Path("open_weight_route.json").write_text(json.dumps(decision, indent=2), encoding="utf-8")
print(json.dumps(decision, indent=2))

预期输出：

{
  "project": "course Q&A assistant",
  "route": {
    "route": "rented_gpu",
    "goal": "run a stable API with explicit cost and shutdown"
  },
  "model_family": {
    "family": "Qwen or Llama family",
    "fit": [
      "colab",
      "rented_gpu"
    ],
    "runtime": "Transformers, vLLM, or SGLang"
  },
  "adaptation": "RAG first; LoRA only after fixed eval failures",
  "evidence": [
    "model card and license note",
    "runtime command",
    "first prompt and output",
    "five-case eval table",
    "latency and memory note",
    "shutdown command"
  ]
}

逐行读懂

project 是约束卡。先改路线、隐私、API 需求和微调需求，再选模型。

model_families 故意不是 benchmark 表，而是规划表。下载或部署前，永远先看当前官方模型卡。

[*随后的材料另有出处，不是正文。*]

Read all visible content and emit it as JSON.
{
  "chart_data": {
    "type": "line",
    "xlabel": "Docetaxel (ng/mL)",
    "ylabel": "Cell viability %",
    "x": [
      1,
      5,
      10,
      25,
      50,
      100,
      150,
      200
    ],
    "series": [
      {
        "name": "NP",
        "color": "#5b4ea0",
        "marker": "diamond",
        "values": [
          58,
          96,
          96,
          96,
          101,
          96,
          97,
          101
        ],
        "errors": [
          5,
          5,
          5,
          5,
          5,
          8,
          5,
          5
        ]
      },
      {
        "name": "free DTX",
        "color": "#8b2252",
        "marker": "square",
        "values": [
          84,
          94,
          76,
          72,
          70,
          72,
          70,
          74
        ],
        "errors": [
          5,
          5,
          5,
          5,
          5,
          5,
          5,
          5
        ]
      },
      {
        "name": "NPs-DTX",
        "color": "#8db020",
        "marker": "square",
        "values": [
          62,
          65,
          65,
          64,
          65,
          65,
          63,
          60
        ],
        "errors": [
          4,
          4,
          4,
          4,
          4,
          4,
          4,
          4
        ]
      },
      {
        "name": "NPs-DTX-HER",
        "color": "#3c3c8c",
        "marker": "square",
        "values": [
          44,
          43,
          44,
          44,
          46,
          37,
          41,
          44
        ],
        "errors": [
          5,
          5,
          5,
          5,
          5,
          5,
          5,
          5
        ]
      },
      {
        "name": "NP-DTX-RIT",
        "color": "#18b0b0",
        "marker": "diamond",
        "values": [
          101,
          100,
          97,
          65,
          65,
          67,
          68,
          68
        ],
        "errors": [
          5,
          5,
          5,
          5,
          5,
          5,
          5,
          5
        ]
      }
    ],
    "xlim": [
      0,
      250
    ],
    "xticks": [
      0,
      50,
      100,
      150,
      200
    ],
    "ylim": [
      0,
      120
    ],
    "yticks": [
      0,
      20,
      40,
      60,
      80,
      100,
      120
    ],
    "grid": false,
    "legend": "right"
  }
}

choose_route() 把本地 CPU、免费 Colab、租 GPU 分开。每条路线的证明目标不同。

choose_family() 避免只因为模型流行就选择它。它会先看模型族是否适合路线和 runtime。

decision["evidence"] 是最小运行证据包。没有它之前，不要微调。

小练习

把脚本运行三次：

运行	修改	应该发生什么
本地 CPU	`available_route="local_cpu"`, `needs_service_api=False`	目标变成证明 pipeline，而不是服务
免费 Colab	`available_route="free_colab"`	证据必须包含重置/runtime 说明
租 GPU	`available_route="rented_gpu"`, `needs_service_api=True`	计划必须包含 API、成本和关机

然后写出一个被你拒绝的模型族，以及拒绝理由。

留下的证据

每个开放权重实验都应该保存：

Model Name: 尽量写精确 repo 和 revision
License Note: 允许什么用途
Route: 本地 CPU、免费 Colab 或租 GPU
Runtime: 命令和版本
First Run: prompt、输出、时间
Eval: 至少五个固定案例
Resource Note: 内存、延迟、磁盘、成本
Shutdown: 如何停止服务或租用实例
Decision: 保留、换模型、RAG、LoRA 或停止

小结

开放权重模型带来更多控制，也带来更多工程责任。先做小证明，保存证据，评估后再微调，把租 GPU 当成可复现实验，而不是捷径。

检查理解

能在本地 CPU、免费 Colab、租 GPU 之间选择路线；说出需要的模型卡证据；完成或规划一个小证明；并解释为什么微调应该等到 baseline 评估失败之后，就算通过本节。